Yesterday also marked the one-month anniversary of my "retirement". I need to come with a better term for that as well because I am too young to retire, but I am not exactly unemployed in the conventional sense. Perhaps I'll call it my liberation from labor.

The first month has flown by. I got one LCI teaching gig under my belt thanks to the help of a friend, did some rides, got the new LHT tricked out for some sub-24 camping expeditions I am now contemplating, and I have a number of house projects on the go. We are (finally) doing something about our side yard, which will be converted from a neglected, weedy mess to a rose garden this month. We are also resurfacing the deck in back of the house with some new low-maintenance stuff, which will be a big improvement. We plan to break in the new deck with a little get together on the weekend, as a matter of fact.

I still have boxes from the office to un-pack, but I am working my way through that slowly. Most of that garf should probably just be thrown out because I'll never use it again, but I need to go through it and make those decisions this month. I also find I am sizing up other things around the house (clothing, bags, shoes, etc.) and finding a trip to Goodwill happening in the near future.

It's interesting how what you "need" can change so much over time.

3-Speed Ride: Complete Success!

We had a great ride on Sunday. Two new riders showed up, including one that traveled from Wisconsin! The complete report is over here. The route totaled out at about 23 miles, which was plenty long enough given the humidity. It was probably closer to a 30 mile day factoring in the ride over to the start and back.

An added bonus to this sortie was that I was able to connect up with a fellow TC3-SAS rider and pass on a Dahon RV-mate folding bike that sort of came home with me. I ended up getting this piglet as part of a deal I swung to get The Spouse her nice Dahon Boardwalk. The seller wanted rid of both bikes but I only wanted the Boardwalk, so I ended up getting a good deal on the RV-Mate.
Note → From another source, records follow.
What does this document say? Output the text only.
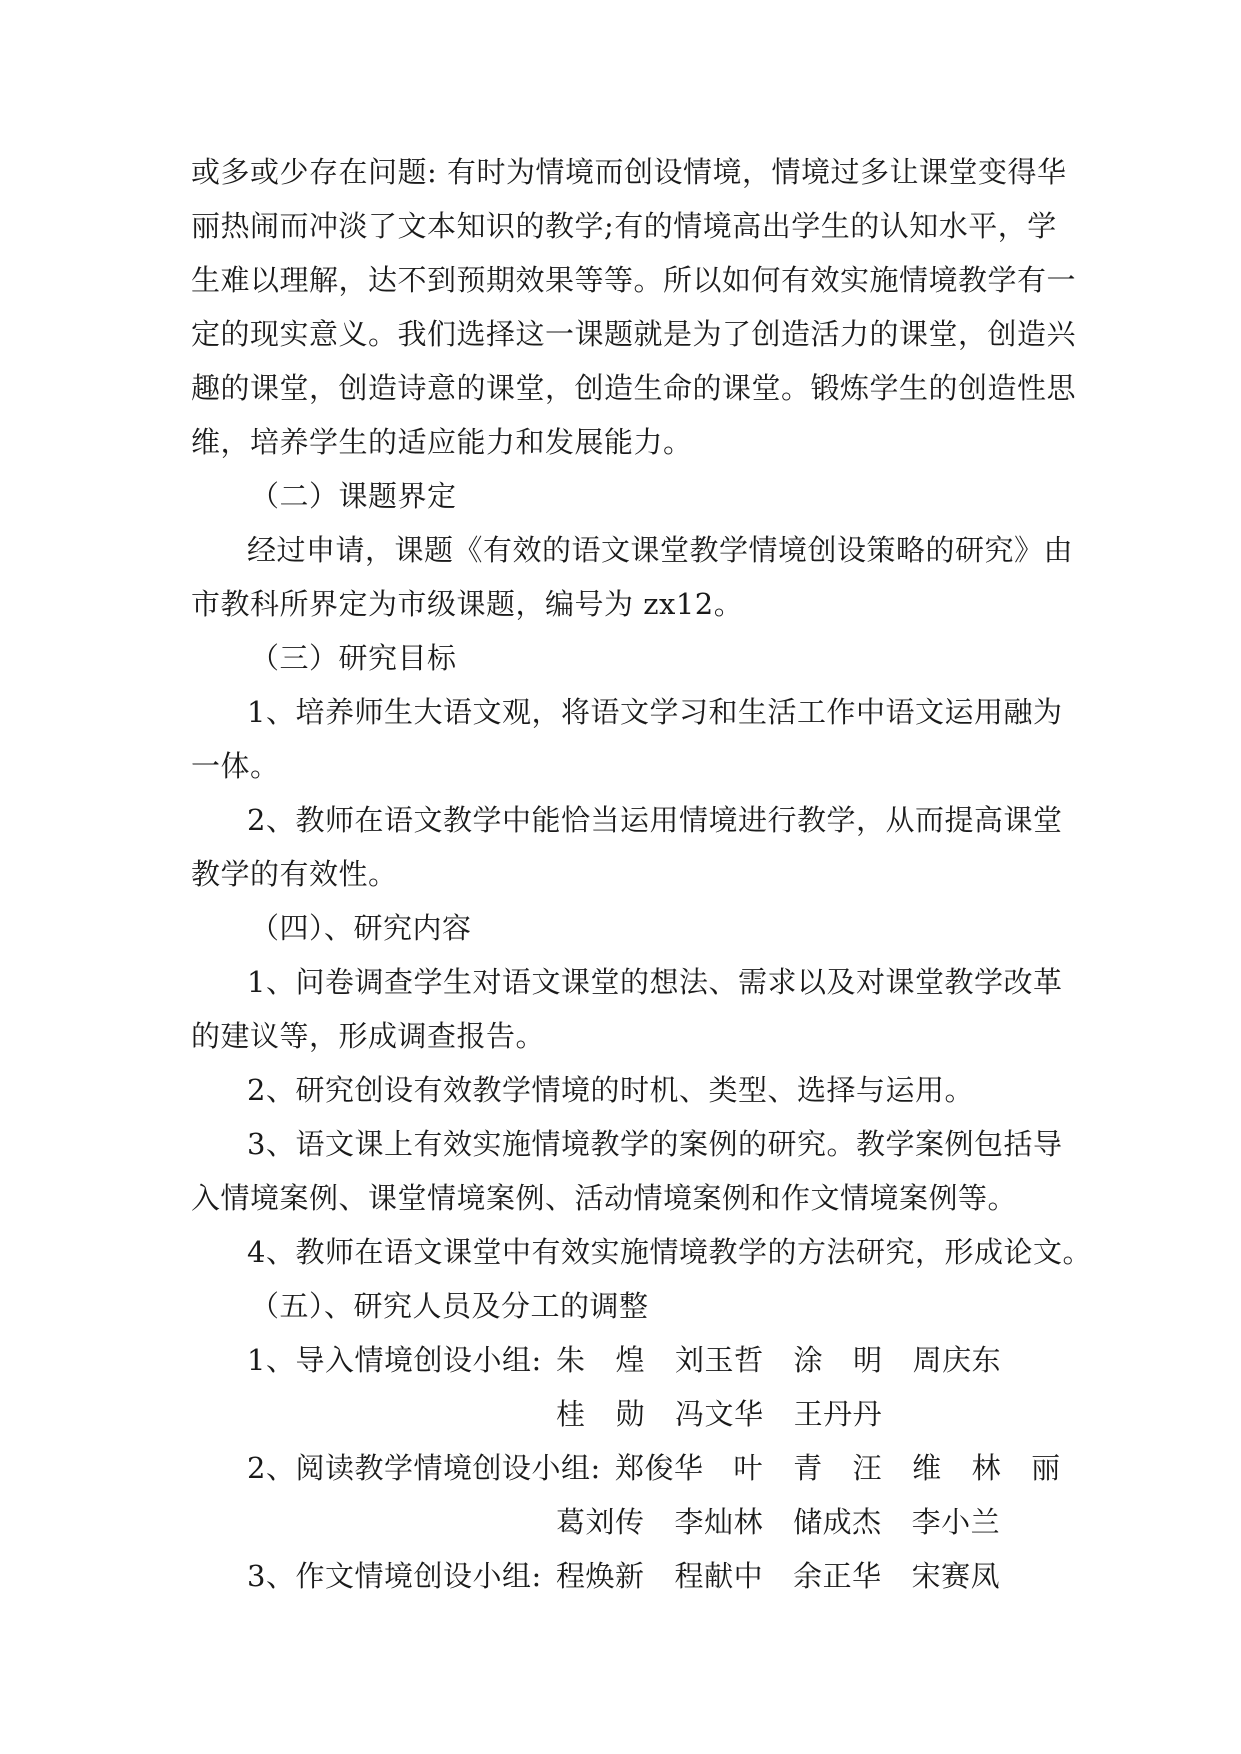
或多或少存在问题: 有时为情境而创设情境，情境过多让课堂变得华
丽热闹而冲淡了文本知识的教学;有的情境高出学生的认知水平，学
生难以理解，达不到预期效果等等。所以如何有效实施情境教学有一
定的现实意义。我们选择这一课题就是为了创造活力的课堂，创造兴
趣的课堂，创造诗意的课堂，创造生命的课堂。锻炼学生的创造性思
维，培养学生的适应能力和发展能力。
（二）课题界定
经过申请，课题《有效的语文课堂教学情境创设策略的研究》由
市教科所界定为市级课题，编号为 zx12。
（三）研究目标
1、培养师生大语文观，将语文学习和生活工作中语文运用融为
一体。
2、教师在语文教学中能恰当运用情境进行教学，从而提高课堂
教学的有效性。
（四）、研究内容
1、问卷调查学生对语文课堂的想法、需求以及对课堂教学改革
的建议等，形成调查报告。
2、研究创设有效教学情境的时机、类型、选择与运用。
3、语文课上有效实施情境教学的案例的研究。教学案例包括导
入情境案例、课堂情境案例、活动情境案例和作文情境案例等。
4、教师在语文课堂中有效实施情境教学的方法研究，形成论文。
（五）、研究人员及分工的调整
1、导入情境创设小组: 朱 煌 刘玉哲 涂 明 周庆东
桂 勋 冯文华 王丹丹
2、阅读教学情境创设小组: 郑俊华 叶 青 汪 维 林 丽
葛刘传 李灿林 储成杰 李小兰
3、作文情境创设小组: 程焕新 程献中 余正华 宋赛凤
The RV-Mate sort of a cool bike, actually. It has a Sturmey-Archer 3-speed coaster hub, which I figured was worth the purchase price alone. The last thing in the world I need right now is another project, however. I was able to talk a friend into taking this off my hands, so he's got a new project to play with and I have an incremental increase in space in the garage.

Who knows what the next 3-Speed adventure will be? We'll figure that out in the coming week and probably uncork a ride in the relatively near future.